Toy case highlights security concerns

Posted On 11 Feb 2016
Comment: Off

innotabmaxOver the last year or so at PSI we have welcomed the opportunities presented by the Internet of Things and the home automation market for the security industry in general. While there are some installers that feel the huge (but still rather lower than expected) growth in demand for integrating much of our home heating, lighting, ventilation, security etc using a smart device is actually a threat to the professionally installed system, there are definitely opportunities in certain areas.

Perhaps the biggest winners in the IoT market will be the technology manufacturers as we see plenty of companies we already associate with professional CCTV systems launching products, often under a different name, into the growing sector. However there is still a major cause of concern for the smartphone/tablet controlled security sector, and again it’s one we’ve covered on a number of occasions, and that is the security of the security product.

Remote access to technology means that systems need 24/7 access to the web and this is an area that has IT experts a little worried as we are opening up new avenues of attack via the network and if intruder alarms and access control systems are sat on the same IP then security could be compromised. This sort of thing could seriously damage a company’s reputation if the system is found to be less than secure and the mainstream media hit upon it, especially as we are still hearing of stories about data breaches with IP equipment. Consider the troubles that toy manufacturer VTech is currently experiencing – and these problems are from toys!

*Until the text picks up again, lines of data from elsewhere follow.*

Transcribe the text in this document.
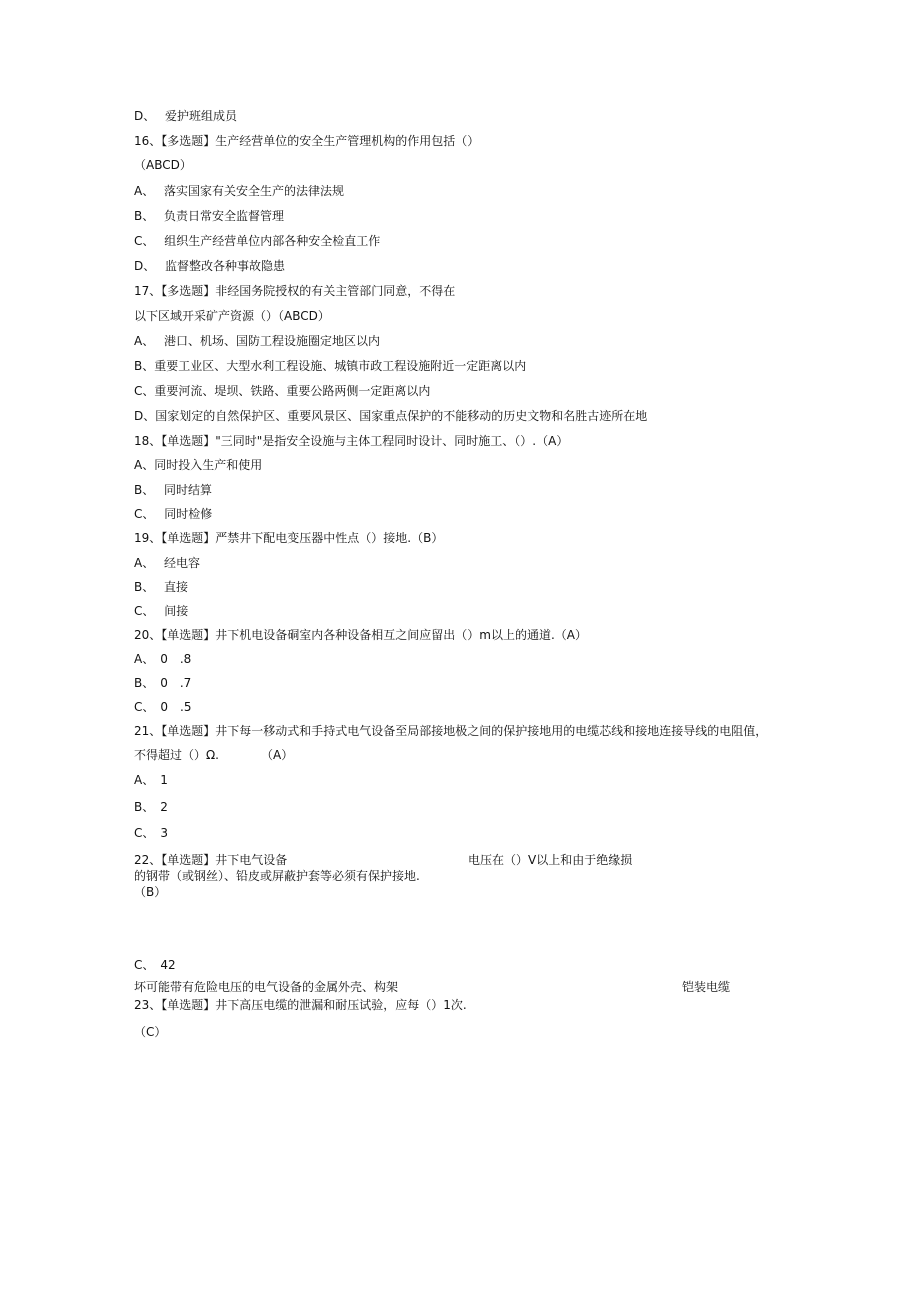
D、　 爱护班组成员
16、【多选题】生产经营单位的安全生产管理机构的作用包括（）
（ABCD）
A、　 落实国家有关安全生产的法律法规
B、　 负责日常安全监督管理
C、　 组织生产经营单位内部各种安全检直工作
D、　 监督整改各种事故隐患
17、【多选题】非经国务院授权的有关主管部门同意，不得在
以下区域开采矿产资源（）（ABCD）
A、　 港口、机场、国防工程设施圈定地区以内
B、重要工业区、大型水利工程设施、城镇市政工程设施附近一定距离以内
C、重要河流、堤坝、铁路、重要公路两侧一定距离以内
D、国家划定的自然保护区、重要风景区、国家重点保护的不能移动的历史文物和名胜古迹所在地
18、【单选题】"三同时"是指安全设施与主体工程同时设计、同时施工、（）.（A）
A、同时投入生产和使用
B、　 同时结算
C、　 同时检修
19、【单选题】严禁井下配电变压器中性点（）接地.（B）
A、　 经电容
B、　 直接
C、　 间接
20、【单选题】井下机电设备硐室内各种设备相互之间应留出（）m以上的通道.（A）
A、　0　.8
B、　0　.7
C、　0　.5
21、【单选题】井下每一移动式和手持式电气设备至局部接地极之间的保护接地用的电缆芯线和接地连接导线的电阻值，
不得超过（）Ω.　　　　（A）
A、　1
B、　2
C、　3
22、【单选题】井下电气设备	电压在（）V以上和由于绝缘损
的钢带（或钢丝）、铅皮或屏蔽护套等必须有保护接地.
（B）
C、　42
坏可能带有危险电压的电气设备的金属外壳、构架	铠装电缆
23、【单选题】井下高压电缆的泄漏和耐压试验，应每（）1次.
（C）
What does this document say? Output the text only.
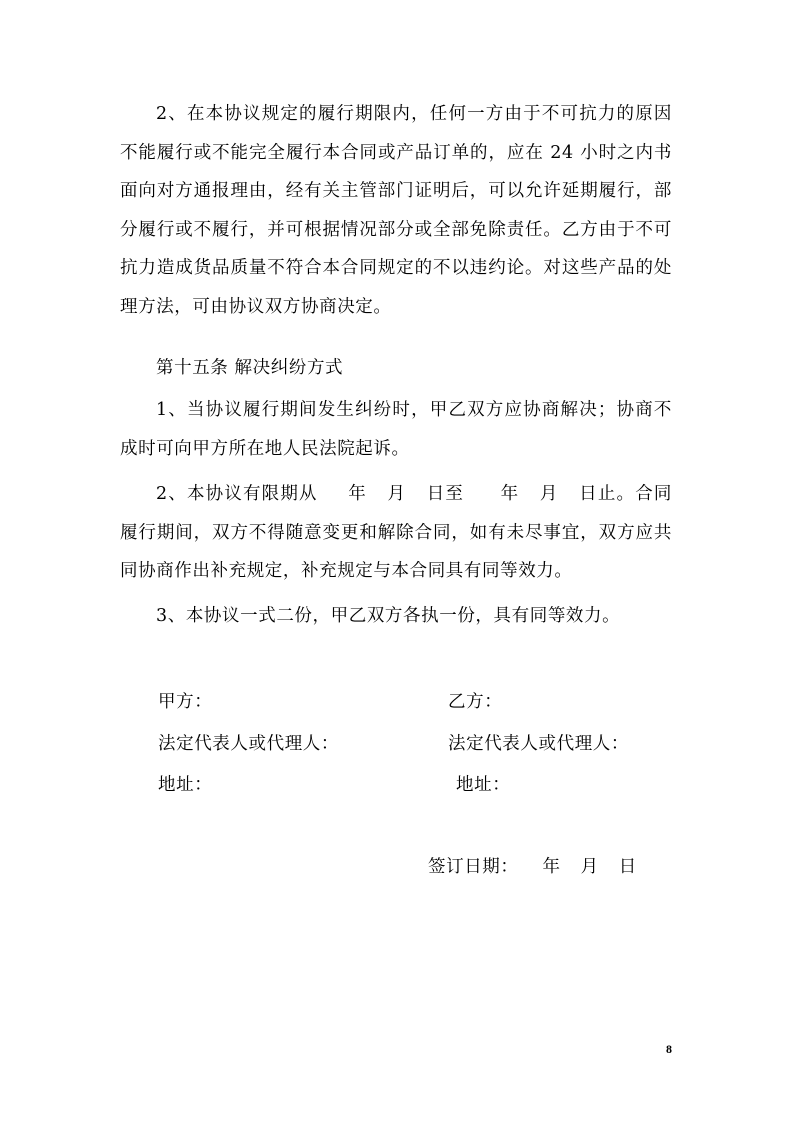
2、在本协议规定的履行期限内，任何一方由于不可抗力的原因不能履行或不能完全履行本合同或产品订单的，应在 24 小时之内书面向对方通报理由，经有关主管部门证明后，可以允许延期履行，部分履行或不履行，并可根据情况部分或全部免除责任。乙方由于不可抗力造成货品质量不符合本合同规定的不以违约论。对这些产品的处理方法，可由协议双方协商决定。

第十五条 解决纠纷方式

1、当协议履行期间发生纠纷时，甲乙双方应协商解决；协商不成时可向甲方所在地人民法院起诉。

2、本协议有限期从 年 月 日至 年 月 日止。合同履行期间，双方不得随意变更和解除合同，如有未尽事宜，双方应共同协商作出补充规定，补充规定与本合同具有同等效力。

3、本协议一式二份，甲乙双方各执一份，具有同等效力。

甲方：	乙方：
法定代表人或代理人：	法定代表人或代理人：
地址：	地址：
签订日期： 年 月 日
8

According to the BBC, cybersecurity experts have said parents should boycott or at least be cautious of VTech’s electronic toys because of how it has handled a hack attack. They gave the advice after it emerged that VTech’s new terms and conditions state that parents must assume responsibility for future breaches. More than 6.3 million children’s accounts were affected by last year’s breach, which gave the perpetrator access to photos and chat logs.

David Gibson, VP of strategy and market development at data security company Varonis, said: “Protecting customer, partner and employee data is a business requirement. Imagine if all the medical history questionnaires you fill out at the doctor’s office had a big warning on top, “If someone steals the information you provide here, it’s your problem.”  Or a store saying, “feel free to use your credit card, but we’re not responsible if someone figures out how to steal the number from our systems.” Would you still do business with them? Shouldn’t digital information about children be treated with at least the same care? It’s possible that VTech may have run afoul of the US’s COPPA laws for protecting children’s data. The larger point is that consumers should expect reasonable data security without having to be personally liable.”

Perhaps most chilling comment for those dipping a toe in the manufacture of IoT security technology comes from a VTech spokesperson saying: “No company that operates online can provide a 100% guarantee that it won’t be hacked.”

Javvad Malik, Security Advocate at AlienVault said: “This is a bad stance for a company to take. It’s trying to take a completely zero accountability approach to a product they are selling. On top of that, it could potentially set a terrible precedent for other technology companies.”

Tom Lysemose Hansen, founder and CTO of app security firm Promon, commented: “Introducing a single object into a wireless network that is inadequately protected is a straightforward way of exposing personal data to an intruder.  Part of the vulnerability is due to the ease with which consumer goods can be cracked. If the default passwords are not changed – and I suspect with childrens’ toys this is the case – bypassing them is relatively simple.  A patch can be introduced retroactively, but until then, the device could be a single entry point into an entire private network, enabling hackers to uncover sensitive data or relay false information. The model of using default passwords must be put to bed if IoT is to become an integral feature of domestic life, otherwise its associated dangers will overwhelm any perceived benefits.”

According to Gartner, by 2020 a black market worth more than $5billion will exist to sell sensor and video data extracted from IoT devices. This data will allow criminals to access privately held consumer information through man-in-the middle attacks, where attackers can drain data from customers’ accounts through an approved external request.

Tom Lysemose Hansen said: “The developers of applications are all too eager to crack the simplest and least demanding way of controlling a device remotely but, in order to maintain IoT’s pace of growth without muddying its image, adequate security must be developed in tandem. While the implications of a hacked banking application are widely recognised, wireless consumer goods now pose an uncertain threat.”

It’s relatively early days for the IoT/home automation element that includes security systems and there are clear splits in what the professional security sector feels about it (check out the February 2016 edition of PSI magazine) but if the defence of a manufacturer is that nothing is 100% secure then we need to make sure security is not being compromised by trying to add security.